The stigma associated with facial tā moko continues to fade in Aotearoa and wānanga [gatherings] like the one experienced in Christchurch over the weekend are helping the traditional art form be reborn.
Twenty-one individuals had their stories imprinted on their skin in Ōtautahi. Among them was reporter for TVNZ1’s Te Karere, Hania Douglas.
Surrounded by family, emotion, and waiata, Douglas eventually emerged to gasps and tears of joy as the weight of what had just taken place became evident.
“This is the revival of an art form that was nearly lost,” Douglas said.
“I opened the door for my family and now they can do it – it’s not going to be this strange, abstract idea anymore.”
Huata Arahanga, who organised the wānanga, said he’s witnessed “an amazing resurgence of the art form” in the last 10 years and tā moko artists couldn’t agree more with some saying they’re struggling to keep up with demand.
Artist Anikaaro Harawira feels part of that boils down to the art form “normalising”.

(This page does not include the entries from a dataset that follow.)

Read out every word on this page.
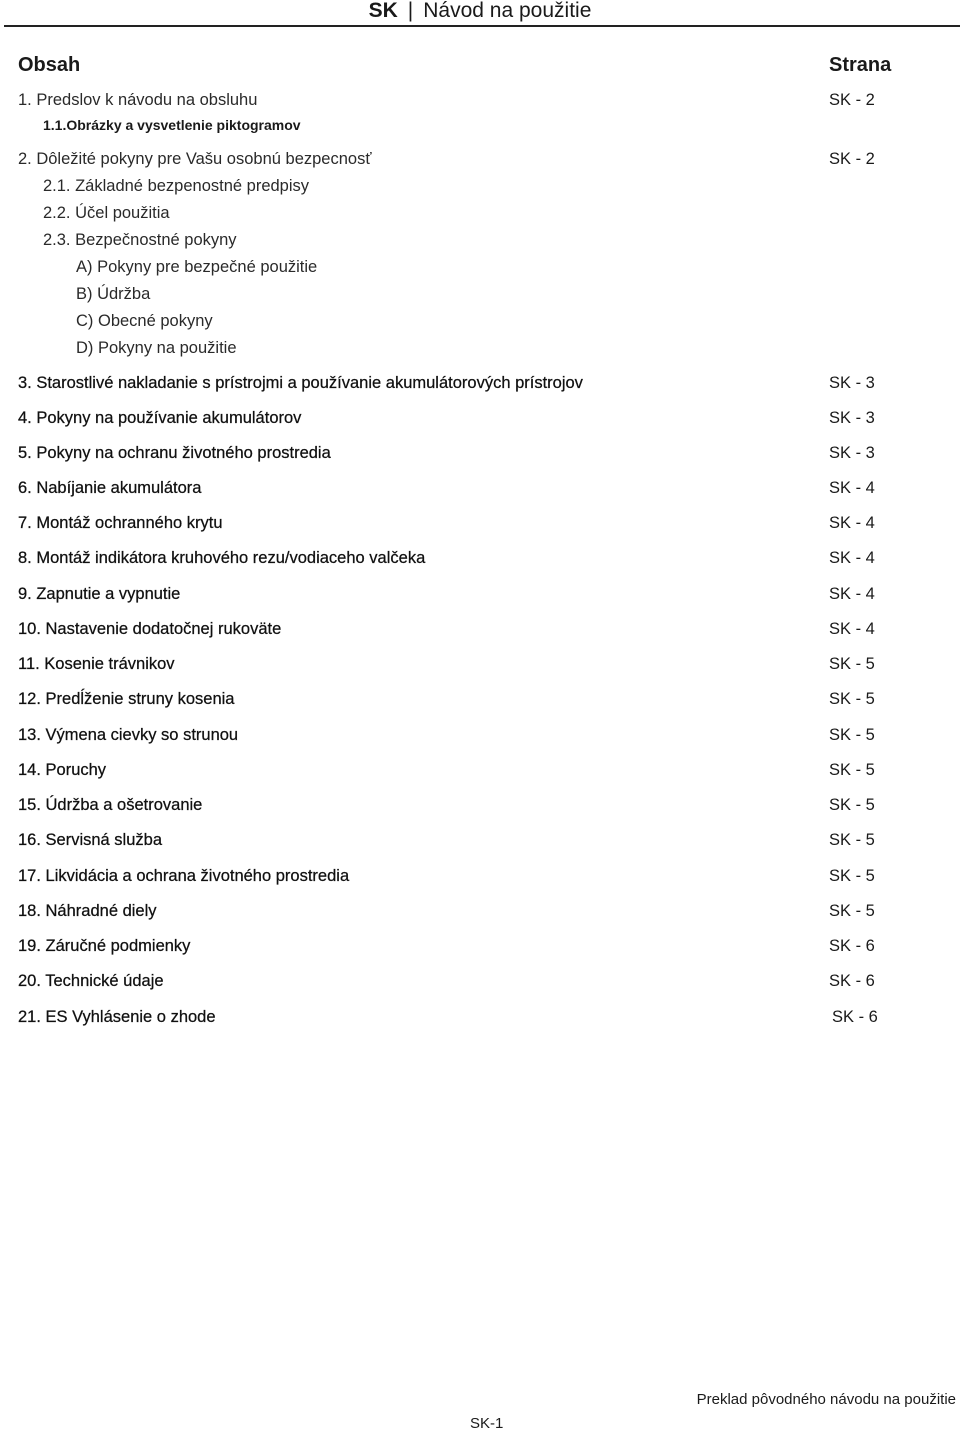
SK | Návod na použitie
Obsah	Strana
1. Predslov k návodu na obsluhu	SK - 2
1.1.Obrázky a vysvetlenie piktogramov
2. Dôležité pokyny pre Vašu osobnú bezpecnosť	SK - 2
2.1. Základné bezpenostné predpisy
2.2. Účel použitia
2.3. Bezpečnostné pokyny
A) Pokyny pre bezpečné použitie
B) Údržba
C) Obecné pokyny
D) Pokyny na použitie
3. Starostlivé nakladanie s prístrojmi a používanie akumulátorových prístrojov	SK - 3
4. Pokyny na používanie akumulátorov	SK - 3
5. Pokyny na ochranu životného prostredia	SK - 3
6. Nabíjanie akumulátora	SK - 4
7. Montáž ochranného krytu	SK - 4
8. Montáž indikátora kruhového rezu/vodiaceho valčeka	SK - 4
9. Zapnutie a vypnutie	SK - 4
10. Nastavenie dodatočnej rukoväte	SK - 4
11. Kosenie trávnikov	SK - 5
12. Predĺženie struny kosenia	SK - 5
13. Výmena cievky so strunou	SK - 5
14. Poruchy	SK - 5
15. Údržba a ošetrovanie	SK - 5
16. Servisná služba	SK - 5
17. Likvidácia a ochrana životného prostredia	SK - 5
18. Náhradné diely	SK - 5
19. Záručné podmienky	SK - 6
20. Technické údaje	SK - 6
21. ES Vyhlásenie o zhode	SK - 6
Preklad pôvodného návodu na použitie
SK-1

“It’s coming out of the stage where it was so sacred and so tapu,” Harawira said.
“It’s also out of the stage where it had disappeared for a while.”
The normalisation is also helped by people like Foreign Affairs Minister Nanaia Mahuta who proudly displays the art.
“It's a credit to how far attitudes have changed and will continue to change to be more inclusive and more embracing.”